Save these primers. Over a career, you'll build a personal library of crash courses for every domain you've interpreted.
During the Event: AI Is (Mostly) Not Your Friend
In the booth or in the room, AI is not your real-time assistant — yet. Latency, accuracy, and confidentiality concerns mean the live interpretation remains 100% human. Some platforms (KUDO, Interprefy) integrate AI-assisted speech recognition for terminology glossary popups, but they assist, not replace.
What you can use during prep moments — between sessions, during breaks — is a quick AI lookup:
"Quick: in this context (UN climate negotiations), what does the acronym CMA mean? One sentence."
The AI is faster than searching the proceedings PDF.
Post-Event: Learning Logs
The best interpreters keep a learning log: terms they stumbled over, acronyms they hadn't known, fixes they wish they'd applied. AI helps consolidate.
"From these post-event notes I scribbled (raw), produce: (1) a cleaned-up list of terms and their improved renderings, (2) a one-paragraph self-debrief — what went well, what I'll prepare differently next time, (3) any terms to add to my long-term glossary for [DOMAIN]. Notes: ..."
Over 5 years of consistent logging, this becomes the most valuable file you own.
Follow-Up Emails
Clients remember interpreters who follow up. AI drafts the message in 30 seconds:
"Draft a brief, professional follow-up email to my client after yesterday's interpreting assignment. Acknowledge the topic, mention one specific moment that went well, ask for feedback, and politely indicate availability for future assignments. Sign off warmly. Keep it under 150 words."
A Word on Confidentiality
Many interpreting assignments are confidential by contract. Be very careful what you paste into consumer AI. Public ChatGPT and Gemini are not appropriate for diplomatic, legal, medical, or commercial-confidential preparation involving identifiable parties. Use:
- Anonymized prompts (replace names with [PARTY A], topics with [GENERAL DOMAIN])

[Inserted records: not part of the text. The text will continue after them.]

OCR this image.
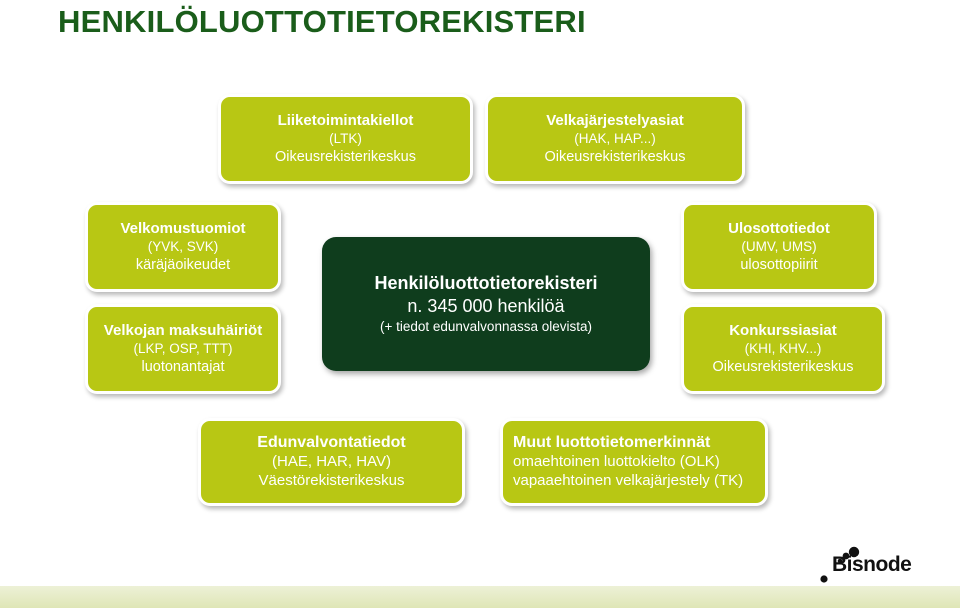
HENKILÖLUOTTOTIETOREKISTERI
Liiketoimintakiellot
(LTK)
Oikeusrekisterikeskus
Velkajärjestelyasiat
(HAK, HAP...)
Oikeusrekisterikeskus
Velkomustuomiot
(YVK, SVK)
käräjäoikeudet
Velkojan maksuhäiriöt
(LKP, OSP, TTT)
luotonantajat
Henkilöluottotietorekisteri
n. 345 000 henkilöä
(+ tiedot edunvalvonnassa olevista)
Ulosottotiedot
(UMV, UMS)
ulosottopiirit
Konkurssiasiat
(KHI, KHV...)
Oikeusrekisterikeskus
Edunvalvontatiedot
(HAE, HAR, HAV)
Väestörekisterikeskus
Muut luottotietomerkinnät
omaehtoinen luottokielto (OLK)
vapaaehtoinen velkajärjestely (TK)
Bisnode
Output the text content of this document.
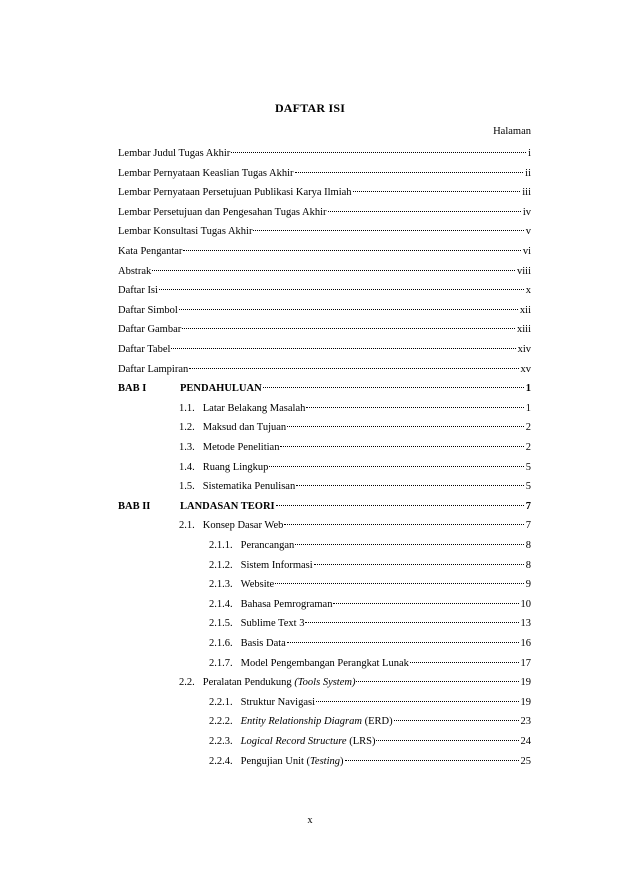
DAFTAR ISI
Halaman
Lembar Judul Tugas Akhir	i
Lembar Pernyataan Keaslian Tugas Akhir	ii
Lembar Pernyataan Persetujuan Publikasi Karya Ilmiah	iii
Lembar Persetujuan dan Pengesahan Tugas Akhir	iv
Lembar Konsultasi Tugas Akhir	v
Kata Pengantar	vi
Abstrak	viii
Daftar Isi	x
Daftar Simbol	xii
Daftar Gambar	xiii
Daftar Tabel	xiv
Daftar Lampiran	xv
BAB I	PENDAHULUAN	1
1.1. Latar Belakang Masalah	1
1.2. Maksud dan Tujuan	2
1.3. Metode Penelitian	2
1.4. Ruang Lingkup	5
1.5. Sistematika Penulisan	5
BAB II	LANDASAN TEORI	7
2.1. Konsep Dasar Web	7
2.1.1. Perancangan	8
2.1.2. Sistem Informasi	8
2.1.3. Website	9
2.1.4. Bahasa Pemrograman	10
2.1.5. Sublime Text 3	13
2.1.6. Basis Data	16
2.1.7. Model Pengembangan Perangkat Lunak	17
2.2. Peralatan Pendukung (Tools System)	19
2.2.1. Struktur Navigasi	19
2.2.2. Entity Relationship Diagram (ERD)	23
2.2.3. Logical Record Structure (LRS)	24
2.2.4. Pengujian Unit (Testing)	25
x
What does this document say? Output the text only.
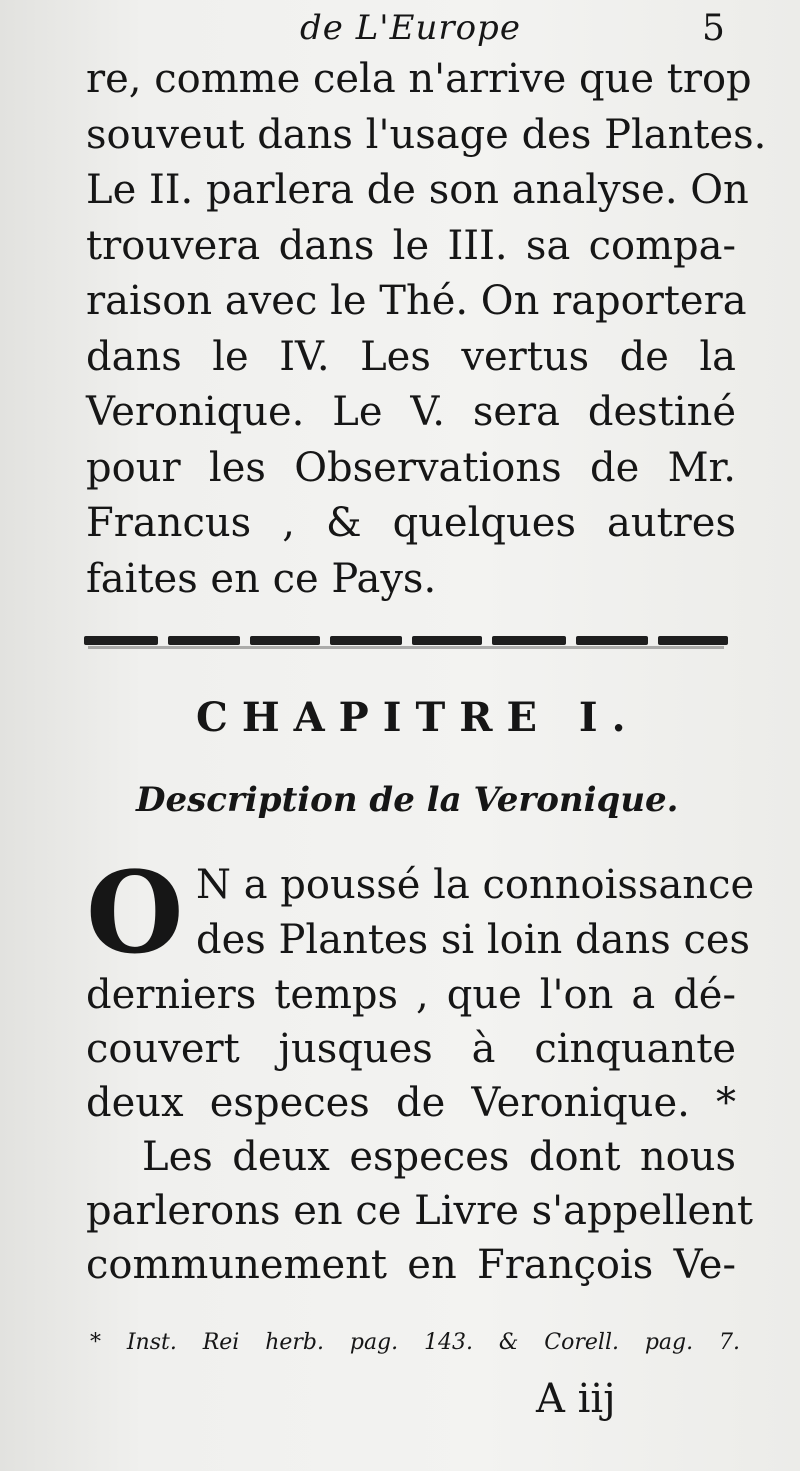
de L'Europe	5
re, comme cela n'arrive que trop
souveut dans l'usage des Plantes.
Le II. parlera de son analyse. On
trouvera dans le III. sa compa-
raison avec le Thé. On raportera
dans le IV. Les vertus de la
Veronique. Le V. sera destiné
pour les Observations de Mr.
Francus , & quelques autres
faites en ce Pays.
CHAPITRE I.
Description de la Veronique.
O N a poussé la connoissance
des Plantes si loin dans ces
derniers temps , que l'on a dé-
couvert jusques à cinquante
deux especes de Veronique. *
Les deux especes dont nous
parlerons en ce Livre s'appellent
communement en François Ve-
* Inst. Rei herb. pag. 143. & Corell. pag. 7.
A iij
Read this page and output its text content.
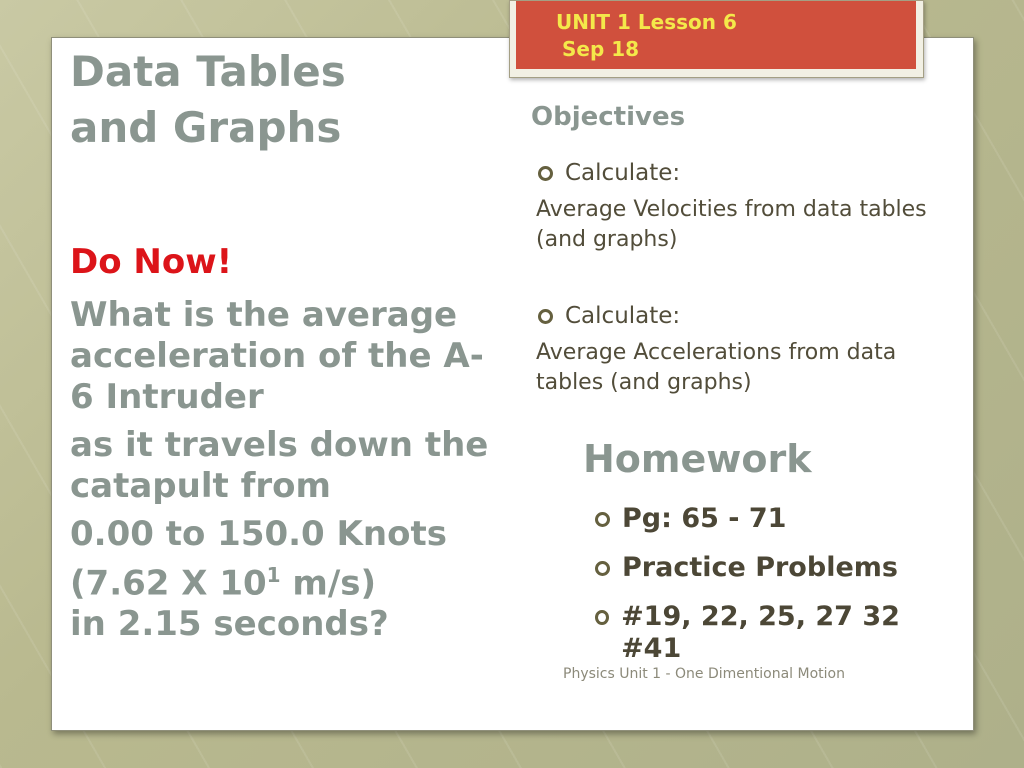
UNIT 1 Lesson 6
Sep 18
Data Tables
and Graphs
Do Now!

What is the average acceleration of the A-6 Intruder

as it travels down the catapult from

0.00 to 150.0 Knots (7.62 X $10^1$ m/s)
in 2.15 seconds?

Objectives
Calculate:
Average Velocities from data tables (and graphs)
Calculate:
Average Accelerations from data tables (and graphs)
Homework
Pg: 65 - 71
Practice Problems
#19, 22, 25, 27 32 #41
Physics Unit 1 - One Dimentional Motion
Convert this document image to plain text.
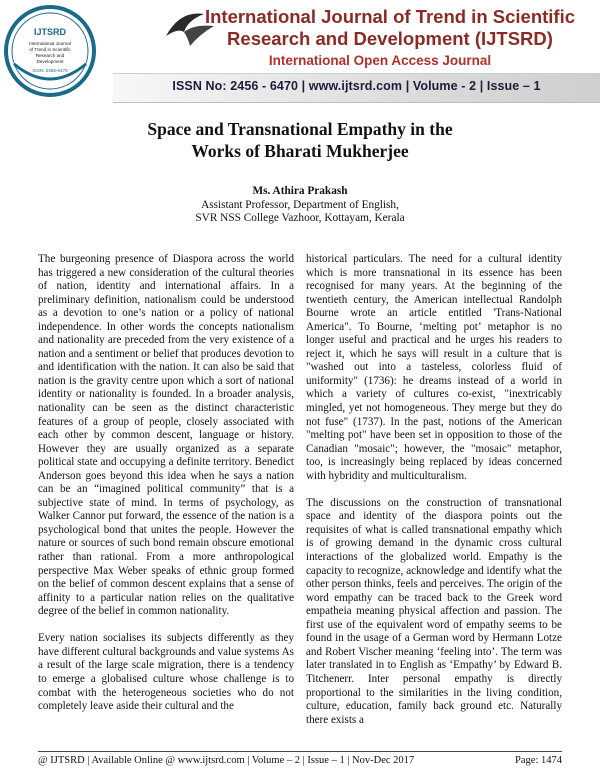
IJTSRD
International Journal
of Trend in Scientific
Research and
Development
ISSN: 2456-6470
International Journal of Trend in Scientific
Research and Development (IJTSRD)
International Open Access Journal
ISSN No: 2456 - 6470 | www.ijtsrd.com | Volume - 2 | Issue – 1
Space and Transnational Empathy in the
Works of Bharati Mukherjee
Ms. Athira Prakash
Assistant Professor, Department of English,
SVR NSS College Vazhoor, Kottayam, Kerala

The burgeoning presence of Diaspora across the world has triggered a new consideration of the cultural theories of nation, identity and international affairs. In a preliminary definition, nationalism could be understood as a devotion to one’s nation or a policy of national independence. In other words the concepts nationalism and nationality are preceded from the very existence of a nation and a sentiment or belief that produces devotion to and identification with the nation. It can also be said that nation is the gravity centre upon which a sort of national identity or nationality is founded. In a broader analysis, nationality can be seen as the distinct characteristic features of a group of people, closely associated with each other by common descent, language or history. However they are usually organized as a separate political state and occupying a definite territory. Benedict Anderson goes beyond this idea when he says a nation can be an “imagined political community” that is a subjective state of mind. In terms of psychology, as Walker Cannor put forward, the essence of the nation is a psychological bond that unites the people. However the nature or sources of such bond remain obscure emotional rather than rational. From a more anthropological perspective Max Weber speaks of ethnic group formed on the belief of common descent explains that a sense of affinity to a particular nation relies on the qualitative degree of the belief in common nationality.

Every nation socialises its subjects differently as they have different cultural backgrounds and value systems As a result of the large scale migration, there is a tendency to emerge a globalised culture whose challenge is to combat with the heterogeneous societies who do not completely leave aside their cultural and the

historical particulars. The need for a cultural identity which is more transnational in its essence has been recognised for many years. At the beginning of the twentieth century, the American intellectual Randolph Bourne wrote an article entitled 'Trans-National America". To Bourne, ‘melting pot’ metaphor is no longer useful and practical and he urges his readers to reject it, which he says will result in a culture that is "washed out into a tasteless, colorless fluid of uniformity" (1736): he dreams instead of a world in which a variety of cultures co-exist, "inextricably mingled, yet not homogeneous. They merge but they do not fuse" (1737). In the past, notions of the American "melting pot" have been set in opposition to those of the Canadian "mosaic"; however, the "mosaic" metaphor, too, is increasingly being replaced by ideas concerned with hybridity and multiculturalism.

The discussions on the construction of transnational space and identity of the diaspora points out the requisites of what is called transnational empathy which is of growing demand in the dynamic cross cultural interactions of the globalized world. Empathy is the capacity to recognize, acknowledge and identify what the other person thinks, feels and perceives. The origin of the word empathy can be traced back to the Greek word empatheia meaning physical affection and passion. The first use of the equivalent word of empathy seems to be found in the usage of a German word by Hermann Lotze and Robert Vischer meaning ‘feeling into’. The term was later translated in to English as ‘Empathy’ by Edward B. Titchenerr. Inter personal empathy is directly proportional to the similarities in the living condition, culture, education, family back ground etc. Naturally there exists a

@ IJTSRD | Available Online @ www.ijtsrd.com | Volume – 2 | Issue – 1 | Nov-Dec 2017	Page: 1474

- Enterprise or local-deployment LLMs where allowed
- Your own paper notes for anything truly sensitive
Key Takeaways
- AI compresses 8 hours of unfamiliar-domain prep into 30 focused minutes of brief, glossary, and pronunciation drills.
- Booth glossaries need a different format from translator termbases — design for scan-while-listening.
- Build a personal library of domain crash courses across your career.
- Confidentiality matters: anonymize prompts or use enterprise tools for sensitive assignments.